Kemudian Cameron Arap melepaskan diri dari sepatu Dancing Shadow dan diam-diam menggelinding. Setelah mendapat sudut yang tepat, ia merekam wajah dari lawan bicara Dancing Shadow.
"Tidak mungkin! Dia adalah menteri pendidikan!" teriak Clara seakan tak percaya.
[Ini adalah tugas terakhir dariku untuk saat ini. Besok aku akan kembali ke ibukota. Bunuh orang ini. Ia terlalu vokal dalam mengkritik setiap kebijakanku.]

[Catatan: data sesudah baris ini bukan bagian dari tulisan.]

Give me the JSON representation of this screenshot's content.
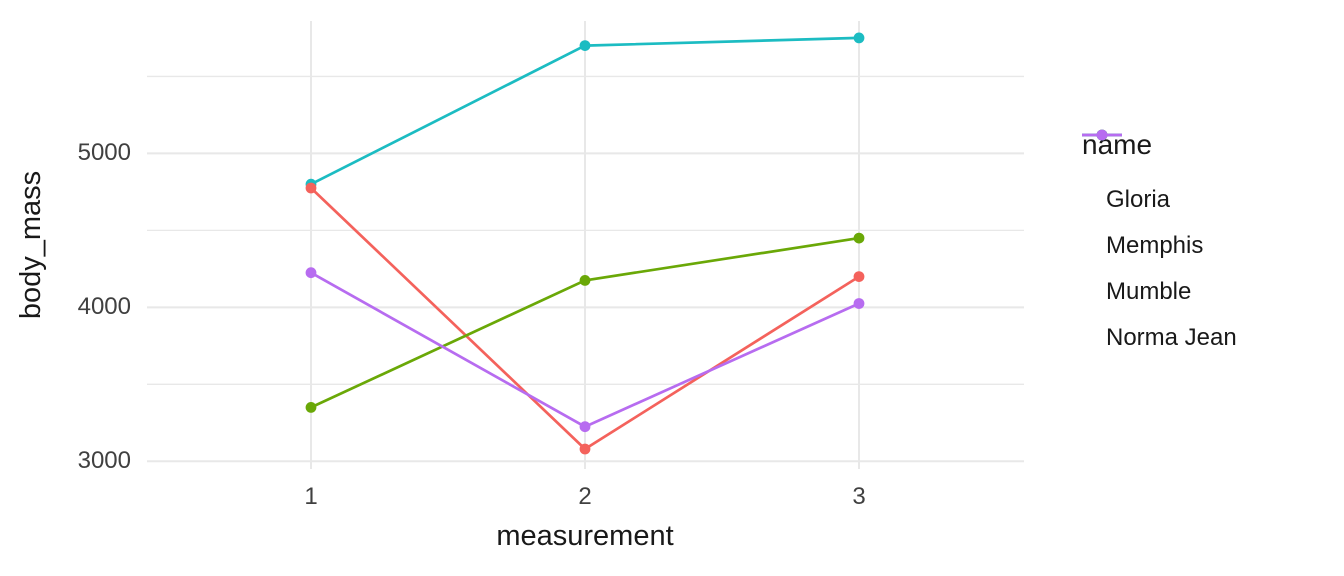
{
  "chart_data": {
    "type": "line",
    "title": "",
    "xlabel": "measurement",
    "ylabel": "body_mass",
    "categories": [
      "1",
      "2",
      "3"
    ],
    "series": [
      {
        "name": "Gloria",
        "color": "#F4625C",
        "values": [
          4775,
          3080,
          4200
        ]
      },
      {
        "name": "Memphis",
        "color": "#6AA807",
        "values": [
          3350,
          4175,
          4450
        ]
      },
      {
        "name": "Mumble",
        "color": "#1CBCC2",
        "values": [
          4800,
          5700,
          5750
        ]
      },
      {
        "name": "Norma Jean",
        "color": "#B76CF0",
        "values": [
          4225,
          3225,
          4025
        ]
      }
    ],
    "y_axis": {
      "ticks": [
        3000,
        4000,
        5000
      ],
      "minor_gridlines": [
        3500,
        4500,
        5500
      ],
      "range": [
        2950,
        5860
      ]
    },
    "x_axis": {
      "ticks": [
        "1",
        "2",
        "3"
      ]
    },
    "legend": {
      "title": "name",
      "position": "right"
    },
    "style": {
      "background": "#FFFFFF",
      "gridline_color": "#E8E8E8",
      "tick_label_color": "#404040",
      "axis_title_color": "#191919",
      "grid": "horizontal major+minor, vertical major only (theme_minimal)"
    }
  }
}
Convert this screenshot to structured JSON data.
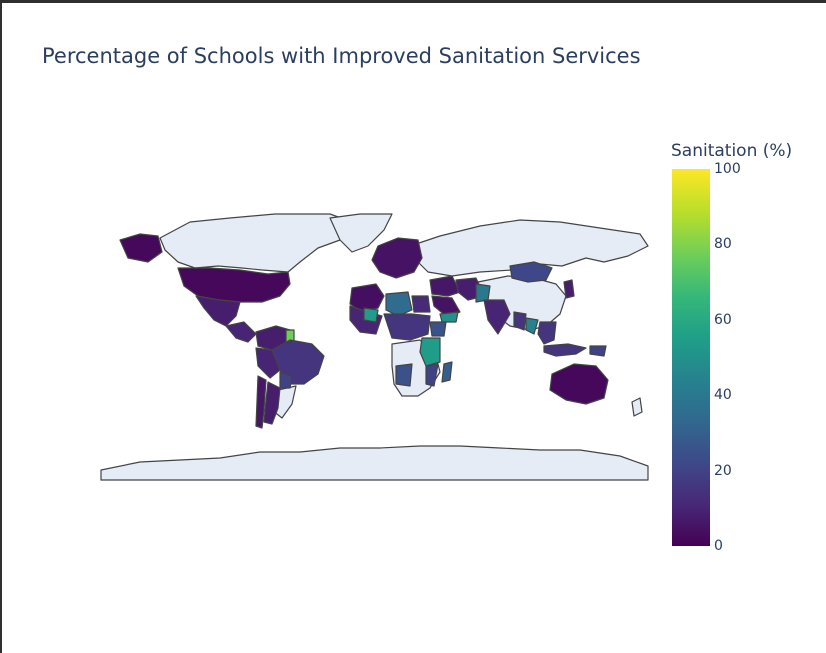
{
  "chart_data": {
    "type": "choropleth",
    "title": "Percentage of Schools with Improved Sanitation Services",
    "colorbar": {
      "title": "Sanitation (%)",
      "range": [
        0,
        100
      ],
      "ticks": [
        "0",
        "20",
        "40",
        "60",
        "80",
        "100"
      ],
      "colorscale": "Viridis"
    },
    "no_data_color": "#e5ecf6",
    "border_color": "#444444",
    "regions": [
      {
        "name": "United States",
        "value": 2
      },
      {
        "name": "Alaska",
        "value": 2
      },
      {
        "name": "Mexico",
        "value": 8
      },
      {
        "name": "Central America",
        "value": 10
      },
      {
        "name": "Colombia / Venezuela",
        "value": 8
      },
      {
        "name": "Guyana",
        "value": 78
      },
      {
        "name": "Brazil",
        "value": 15
      },
      {
        "name": "Peru / Bolivia",
        "value": 10
      },
      {
        "name": "Paraguay",
        "value": 20
      },
      {
        "name": "Argentina",
        "value": 8
      },
      {
        "name": "Chile",
        "value": 6
      },
      {
        "name": "Europe",
        "value": 5
      },
      {
        "name": "North Africa West",
        "value": 4
      },
      {
        "name": "Libya",
        "value": 35
      },
      {
        "name": "Egypt",
        "value": 12
      },
      {
        "name": "West Africa",
        "value": 10
      },
      {
        "name": "Mali",
        "value": 55
      },
      {
        "name": "Chad / Sudan",
        "value": 15
      },
      {
        "name": "Middle East",
        "value": 6
      },
      {
        "name": "Saudi Arabia",
        "value": 5
      },
      {
        "name": "Yemen",
        "value": 50
      },
      {
        "name": "Ethiopia",
        "value": 25
      },
      {
        "name": "Kenya / Tanzania",
        "value": 55
      },
      {
        "name": "Angola",
        "value": 25
      },
      {
        "name": "Mozambique",
        "value": 20
      },
      {
        "name": "Madagascar",
        "value": 30
      },
      {
        "name": "Iran / Afghanistan",
        "value": 8
      },
      {
        "name": "Pakistan",
        "value": 40
      },
      {
        "name": "India",
        "value": 10
      },
      {
        "name": "Mongolia",
        "value": 22
      },
      {
        "name": "Myanmar",
        "value": 15
      },
      {
        "name": "Thailand",
        "value": 45
      },
      {
        "name": "Southeast Asia",
        "value": 15
      },
      {
        "name": "Indonesia",
        "value": 15
      },
      {
        "name": "Papua New Guinea",
        "value": 20
      },
      {
        "name": "Japan / Korea",
        "value": 8
      },
      {
        "name": "Australia",
        "value": 2
      }
    ]
  }
}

Mereka bingung harus berbuat apa lagi. Bahkan mereka tidak menyadari kepergian Dancing Shadow. Yang mereka sadari saat ini adalah betapa besarnya Kraken. Organisasi itu bukanlah organisasi yang baru dibentuk dan kekuasaannya hanya setingkat kota layaknya Black Samurai dulu. Seperti Kraken yang berwujud gurita raksasa, organisasi itu lebih berpengalaman dan memiliki jaringan yang lebih luas. Bahkan anggota mereka sudah setingkat menteri.
[Teman-teman, jadi bagaimana? Kapan aku harus bergerak? Sepertinya aku baru saja melihat sekelebat sosok berwarna hitam seperti Dancing Shadow.]